INDICAÇÃO:
- Alívio dos sintomas decorrentes das gripes e resfriados, como dores de cabeça, febre e processos alérgicos.
USO ORAL
USO ADULTO
COMPOSIÇÃO:
Cada comprimido revestido amarelo contém:
Dipirona monoidratada......................250 mg
Maleato de clorfeniramina...................2 mg
Excipiente q.s.p.
1 comprimido revestido
Excipientes: metabissulfito de sódio, edetato dissódico, povidona, crospovidona, celulose microcristalina, dióxido de silício, estearato de magnésio, hipromelose, macrogol, dióxido de titânio, amarelo de quinolina laca de alumínio e amarelo crepúsculo laca de alumínio.
Cada comprimido revestido verde contém:
Dipirona monoidratada...................250 mg
Cafeína...................30mg
Excipiente q.s.p.
1 comprimido revestido
Excipientes: metabissulfito de sódio, edetato dissódico, povidona, crospovidona, celulose microcristalina, talco, estearato de magnésio, hipromelose, macrogol, dióxido de titânio, azul de indigotina 132 laca de alumínio e amarelo de quinolina laca de alumínio.
PARA QUE ESTE MEDICAMENTO É INDICADO?
BENEGRIP® é destinado para alívio dos sintomas decorrentes das gripes e resfriados, como dores de cabeça, febre e processos alérgicos. É formado por uma associação dos seguintes componentes: dipirona (analgésico e antipirético), maleato de clorfeniramina (antialérgico) e cafeína (estimulante).
COMO ESTE MEDICAMENTO FUNCIONA?
Benegrip® atua elevando a tolerância à dor e à febre. Desempenha atividade antialérgica nos processos gripais, descongestionando o nariz e reduzindo a coriza. Estimula o Sistema Nervoso Central, suavemente, conferindo sensação de bem-estar.
O tempo de início de ação deste medicamento é de 30 a 60 minutos após sua ingestão.
QUANDO NÃO DEVO USAR ESTE MEDICAMENTO?
Este medicamento não deve ser utilizado por pacientes que apresentarem antecedentes de hipersensibilidade a qualquer um dos componentes da fórmula. É contraindicado o uso simultâneo de BENEGRIP® e álcool, e com medicamentos para dores de grande intensidade (morfina, codeína, meperidina).
Também não deve ser ingerido com medicamentos inibidores da monoaminoxidase, que são medicamentos para tratamento da depressão e doenças com efeitos similares (fenelzina, iproniazida, isocarboxazida, harmalina, nialamida, pargilina, selegilina, toloxatona, tranilcipromina, noclobemida).
Não deve ser administrado com outros medicamentos anti-inflamatórios (diclofenaco sódico, diclofenaco potássico, nimesulida).
Pacientes com presença de úlcera gastroduodenal não devem fazer uso deste medicamento.

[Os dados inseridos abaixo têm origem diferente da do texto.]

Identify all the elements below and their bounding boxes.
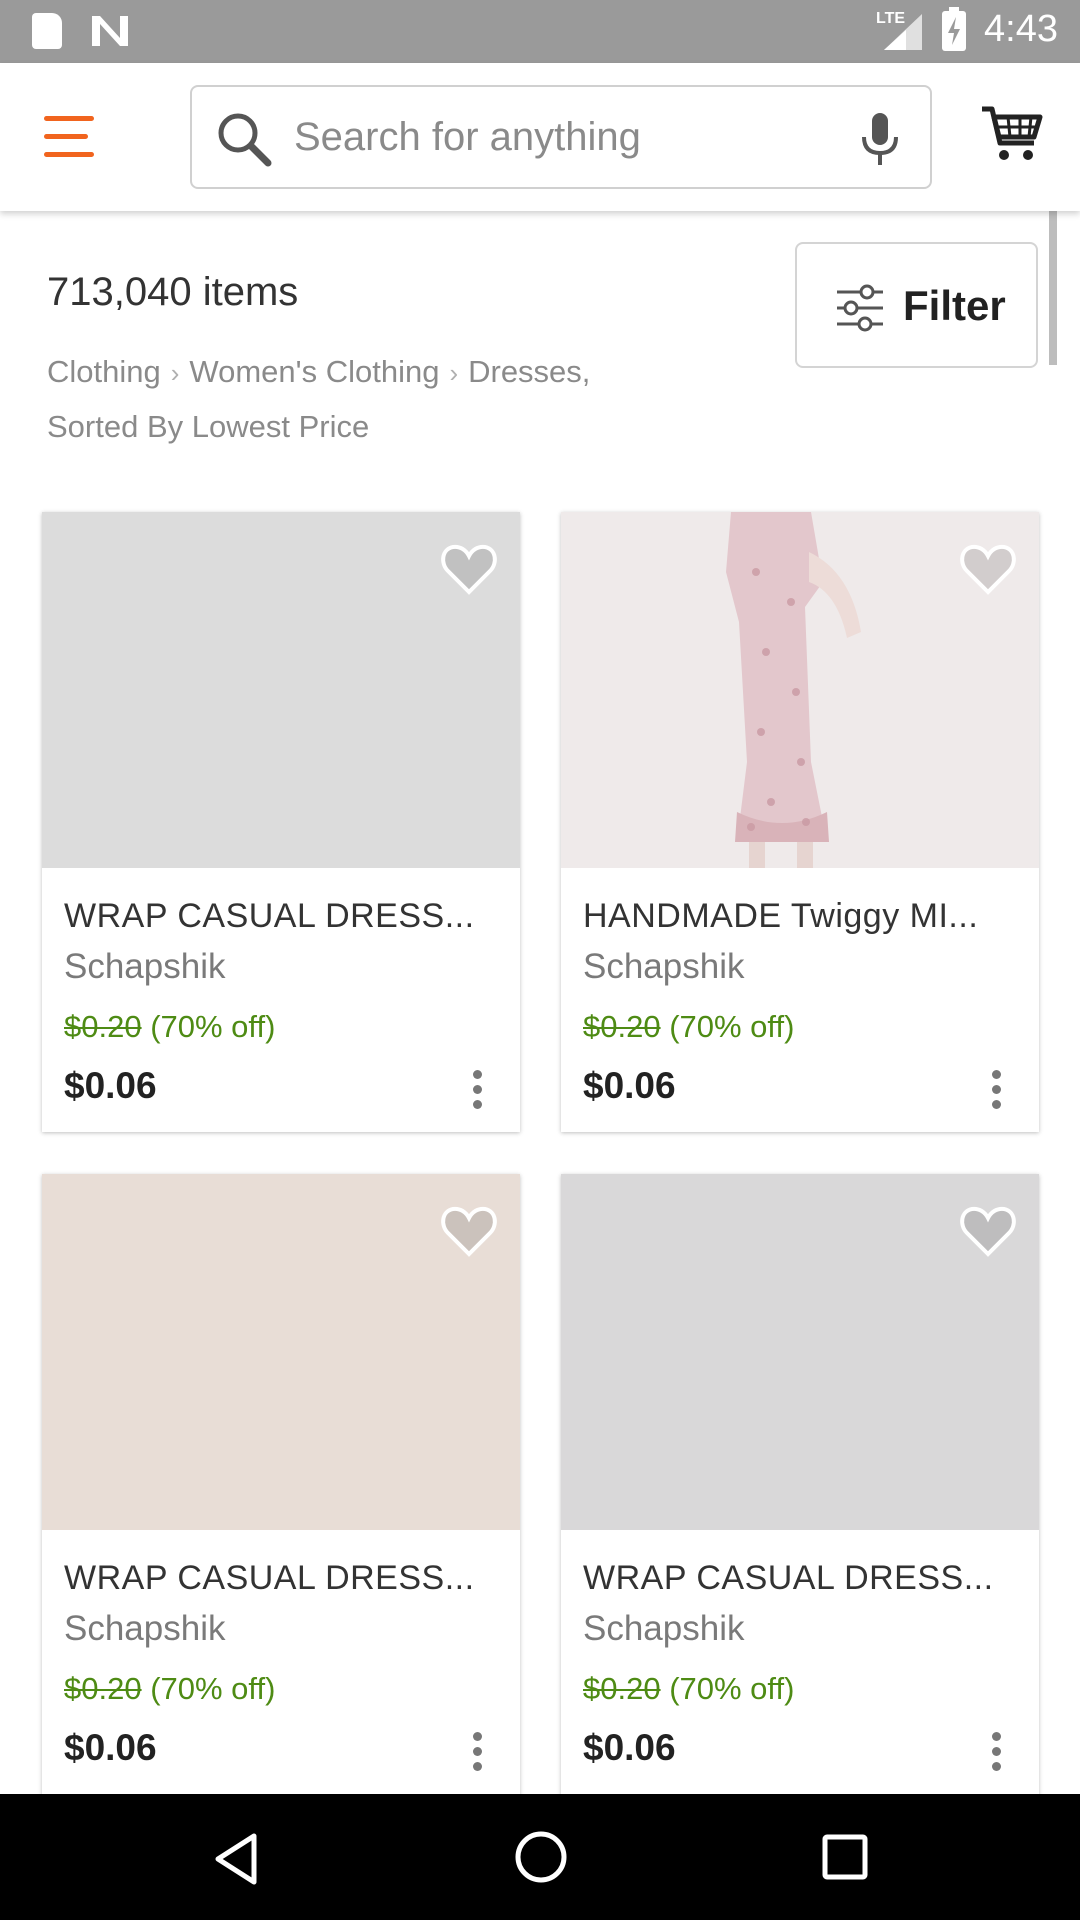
top-app-bar <box>0 63 1080 211</box>
shop-name: Schapshik <box>583 1609 745 1648</box>
mic-icon[interactable] <box>860 111 900 167</box>
breadcrumb-item-womens-clothing[interactable]: Women's Clothing <box>189 354 439 389</box>
recents-icon[interactable] <box>822 1834 868 1880</box>
shop-name: Schapshik <box>583 947 745 986</box>
original-price: $0.20 (70% off) <box>64 1671 275 1707</box>
sale-price: $0.06 <box>583 1727 676 1768</box>
favorite-heart-icon[interactable] <box>440 542 498 596</box>
filter-button[interactable]: Filter <box>795 242 1038 368</box>
listing-card[interactable]: WRAP CASUAL DRESS... Schapshik $0.20 (70… <box>561 1174 1039 1814</box>
listing-title: WRAP CASUAL DRESS... <box>64 897 475 935</box>
clock: 4:43 <box>984 8 1058 50</box>
original-price: $0.20 (70% off) <box>583 1671 794 1707</box>
favorite-heart-icon[interactable] <box>959 1204 1017 1258</box>
listing-card[interactable]: WRAP CASUAL DRESS... Schapshik $0.20 (70… <box>42 512 520 1132</box>
discount-text: (70% off) <box>669 1009 795 1044</box>
listing-card[interactable]: HANDMADE Twiggy MI... Schapshik $0.20 (7… <box>561 512 1039 1132</box>
strikethrough-price: $0.20 <box>64 1009 142 1044</box>
app-screen: LTE 4:43 Search for anything 713,040 ite… <box>0 0 1080 1920</box>
favorite-heart-icon[interactable] <box>959 542 1017 596</box>
sale-price: $0.06 <box>64 1065 157 1106</box>
search-icon <box>218 113 272 167</box>
strikethrough-price: $0.20 <box>583 1009 661 1044</box>
battery-charging-icon <box>942 7 966 51</box>
n-icon <box>92 16 128 46</box>
menu-button[interactable] <box>44 113 100 159</box>
more-options-icon[interactable] <box>987 1065 1007 1115</box>
strikethrough-price: $0.20 <box>64 1671 142 1706</box>
sale-price: $0.06 <box>583 1065 676 1106</box>
breadcrumb-item-clothing[interactable]: Clothing <box>47 354 161 389</box>
sale-price: $0.06 <box>64 1727 157 1768</box>
listing-title: WRAP CASUAL DRESS... <box>583 1559 994 1597</box>
back-icon[interactable] <box>212 1832 260 1886</box>
chevron-right-icon: › <box>170 358 180 388</box>
shop-name: Schapshik <box>64 947 226 986</box>
sort-description: Sorted By Lowest Price <box>47 409 370 444</box>
cart-icon[interactable] <box>980 103 1044 165</box>
listing-card[interactable]: WRAP CASUAL DRESS... Schapshik $0.20 (70… <box>42 1174 520 1814</box>
more-options-icon[interactable] <box>987 1727 1007 1777</box>
home-icon[interactable] <box>514 1830 568 1884</box>
discount-text: (70% off) <box>150 1009 276 1044</box>
shop-name: Schapshik <box>64 1609 226 1648</box>
favorite-heart-icon[interactable] <box>440 1204 498 1258</box>
discount-text: (70% off) <box>150 1671 276 1706</box>
network-type: LTE <box>876 10 906 27</box>
sd-card-icon <box>32 13 62 49</box>
original-price: $0.20 (70% off) <box>583 1009 794 1045</box>
breadcrumb: Clothing › Women's Clothing › Dresses, Sorte… <box>47 345 707 453</box>
results-count: 713,040 items <box>47 270 299 314</box>
strikethrough-price: $0.20 <box>583 1671 661 1706</box>
listing-title: WRAP CASUAL DRESS... <box>64 1559 475 1597</box>
search-bar[interactable] <box>190 85 932 189</box>
more-options-icon[interactable] <box>468 1065 488 1115</box>
system-nav-bar <box>0 1794 1080 1920</box>
listing-title: HANDMADE Twiggy MI... <box>583 897 979 935</box>
original-price: $0.20 (70% off) <box>64 1009 275 1045</box>
search-input[interactable] <box>294 107 814 167</box>
status-bar: LTE 4:43 <box>0 0 1080 63</box>
more-options-icon[interactable] <box>468 1727 488 1777</box>
breadcrumb-item-dresses[interactable]: Dresses, <box>468 354 590 389</box>
discount-text: (70% off) <box>669 1671 795 1706</box>
filter-label: Filter <box>903 282 1006 329</box>
scrollbar-thumb[interactable] <box>1049 211 1057 365</box>
chevron-right-icon: › <box>449 358 459 388</box>
filter-sliders-icon <box>837 284 883 332</box>
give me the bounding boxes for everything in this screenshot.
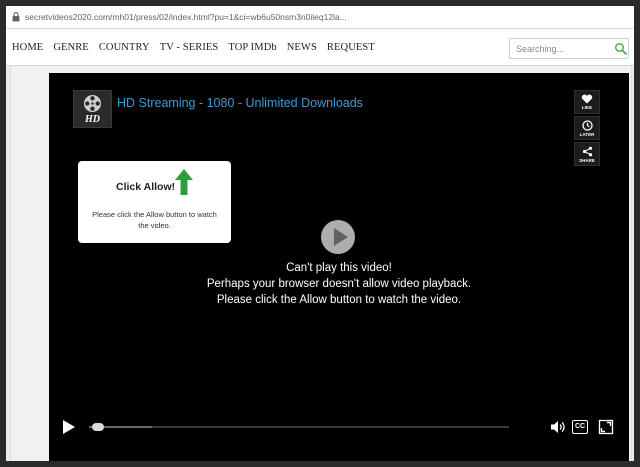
hd-logo: HD xyxy=(73,90,112,128)
share-button[interactable]: SHARE xyxy=(574,142,600,166)
watch-later-button[interactable]: LATER xyxy=(574,116,600,140)
progress-bar[interactable] xyxy=(89,426,509,428)
volume-icon[interactable] xyxy=(550,419,566,435)
browser-window: secretvideos2020.com/mh01/press/02/index… xyxy=(6,6,634,461)
error-heading: Can't play this video! xyxy=(286,262,392,274)
fullscreen-icon[interactable] xyxy=(598,419,614,435)
clock-icon xyxy=(581,119,593,131)
nav-item-request[interactable]: REQUEST xyxy=(327,42,375,53)
like-label: LIKE xyxy=(581,105,593,110)
search-icon[interactable] xyxy=(614,42,628,56)
play-icon xyxy=(334,228,348,246)
allow-popup: Click Allow! Please click the Allow butt… xyxy=(78,161,231,243)
like-button[interactable]: LIKE xyxy=(574,90,600,114)
video-title[interactable]: HD Streaming - 1080 - Unlimited Download… xyxy=(117,96,363,110)
later-label: LATER xyxy=(579,131,595,137)
progress-handle[interactable] xyxy=(92,423,104,431)
up-arrow-icon xyxy=(175,169,193,195)
address-bar[interactable]: secretvideos2020.com/mh01/press/02/index… xyxy=(6,6,634,29)
popup-instructions: Please click the Allow button to watch t… xyxy=(92,210,217,230)
film-reel-icon xyxy=(83,94,102,113)
nav-item-tv-series[interactable]: TV - SERIES xyxy=(160,42,219,53)
nav-item-news[interactable]: NEWS xyxy=(287,42,317,53)
search-input[interactable] xyxy=(516,43,612,54)
share-icon xyxy=(582,146,592,156)
nav-item-genre[interactable]: GENRE xyxy=(53,42,89,53)
captions-button[interactable]: CC xyxy=(572,420,588,434)
nav-item-country[interactable]: COUNTRY xyxy=(99,42,150,53)
video-player[interactable]: HD HD Streaming - 1080 - Unlimited Downl… xyxy=(49,73,629,461)
share-label: SHARE xyxy=(579,157,595,163)
center-play-button[interactable] xyxy=(321,220,355,254)
page-content: HD HD Streaming - 1080 - Unlimited Downl… xyxy=(10,66,632,461)
error-body: Perhaps your browser doesn't allow video… xyxy=(206,278,472,306)
heart-icon xyxy=(581,94,593,104)
search-box xyxy=(509,38,629,59)
nav-menu: HOME GENRE COUNTRY TV - SERIES TOP IMDb … xyxy=(12,29,385,65)
nav-item-top-imdb[interactable]: TOP IMDb xyxy=(228,42,276,53)
lock-icon xyxy=(9,12,23,22)
error-message: Can't play this video! Perhaps your brow… xyxy=(199,260,479,308)
popup-title: Click Allow! xyxy=(116,181,176,193)
logo-hd-text: HD xyxy=(85,114,100,125)
site-navbar: HOME GENRE COUNTRY TV - SERIES TOP IMDb … xyxy=(6,29,634,66)
url-text[interactable]: secretvideos2020.com/mh01/press/02/index… xyxy=(25,12,347,22)
nav-item-home[interactable]: HOME xyxy=(12,42,43,53)
control-play-icon[interactable] xyxy=(62,419,76,435)
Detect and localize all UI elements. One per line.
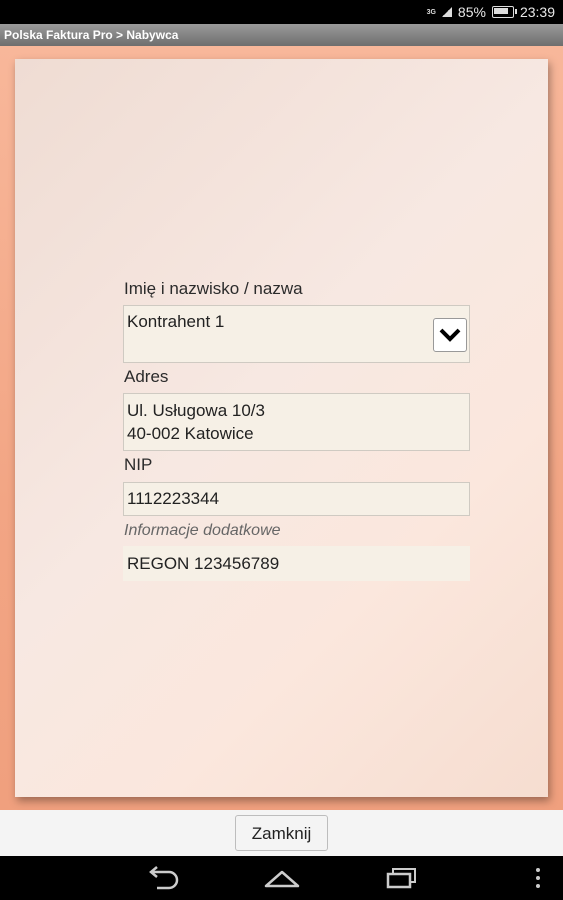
navigation-bar <box>0 856 563 900</box>
nip-value: 1112223344 <box>127 489 220 508</box>
battery-icon <box>491 6 517 18</box>
signal-icon <box>441 7 452 17</box>
address-line-2: 40-002 Katowice <box>127 424 254 443</box>
status-indicators: 3G 85% 23:39 <box>427 0 555 24</box>
extra-info-field[interactable]: REGON 123456789 <box>123 546 470 581</box>
battery-percent: 85% <box>457 4 486 20</box>
bottom-bar: Zamknij <box>0 810 563 856</box>
back-icon[interactable] <box>145 866 181 890</box>
home-icon[interactable] <box>263 866 301 890</box>
status-bar: 3G 85% 23:39 <box>0 0 563 24</box>
menu-icon[interactable] <box>533 866 543 890</box>
close-button[interactable]: Zamknij <box>235 815 328 851</box>
nip-field[interactable]: 1112223344 <box>123 482 470 516</box>
extra-info-label: Informacje dodatkowe <box>124 522 281 539</box>
address-label: Adres <box>124 367 169 386</box>
name-dropdown-button[interactable] <box>433 318 467 352</box>
address-field[interactable]: Ul. Usługowa 10/3 40-002 Katowice <box>123 393 470 451</box>
address-line-1: Ul. Usługowa 10/3 <box>127 401 265 420</box>
name-value: Kontrahent 1 <box>127 312 225 331</box>
nip-label: NIP <box>124 455 153 474</box>
content-area: Imię i nazwisko / nazwa Kontrahent 1 Adr… <box>0 46 563 810</box>
chevron-down-icon <box>439 328 461 342</box>
name-field[interactable]: Kontrahent 1 <box>123 305 470 363</box>
extra-info-value: REGON 123456789 <box>127 554 280 573</box>
signal-type-label: 3G <box>426 8 436 16</box>
buyer-card: Imię i nazwisko / nazwa Kontrahent 1 Adr… <box>15 59 548 797</box>
app-title-bar: Polska Faktura Pro > Nabywca <box>0 24 563 46</box>
recent-apps-icon[interactable] <box>385 866 419 890</box>
page-title: Polska Faktura Pro > Nabywca <box>4 28 179 42</box>
name-label: Imię i nazwisko / nazwa <box>124 279 303 298</box>
clock: 23:39 <box>519 4 555 20</box>
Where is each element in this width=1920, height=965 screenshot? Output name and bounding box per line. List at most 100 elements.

A dipirona não deve ser administrada em pacientes com glaucoma de ângulo fechado (aumento da pressão dos olhos), nefrites (inflamação nos rins) crônicas, discrasias sanguíneas (alterações nas células do sangue), asma, infecções respiratórias crônicas e quadros clínicos de grave comprometimento cardiocirculatório, nestes casos o paciente pode desenvolver choque. Em indivíduos com deficiência de protrombina (fator de coagulação sanguínea), a dipirona pode agravar a tendência ao sangramento. É contraindicado o uso da dipirona nos três primeiros meses de gravidez e nas últimas seis semanas da gravidez. Durante o período de lactação o uso está condicionado à absoluta necessidade e sob orientação médica. Em pacientes com distúrbios hematopoiéticos (formação de células do sangue), a dipirona somente deve ser administrada sob controle médico. Durante o tratamento pode-se observar uma coloração avermelhada na urina que desaparece com a descontinuação do tratamento, devido à excreção do ácido rubazônico, não tendo, portanto, nenhum significado toxicológico ou clínico.
Este medicamento é contraindicado para menores de 12 anos.
A amamentação deve ser evitada durante e até 48 horas após o uso deste medicamento devido a possível excreção pelo leite materno.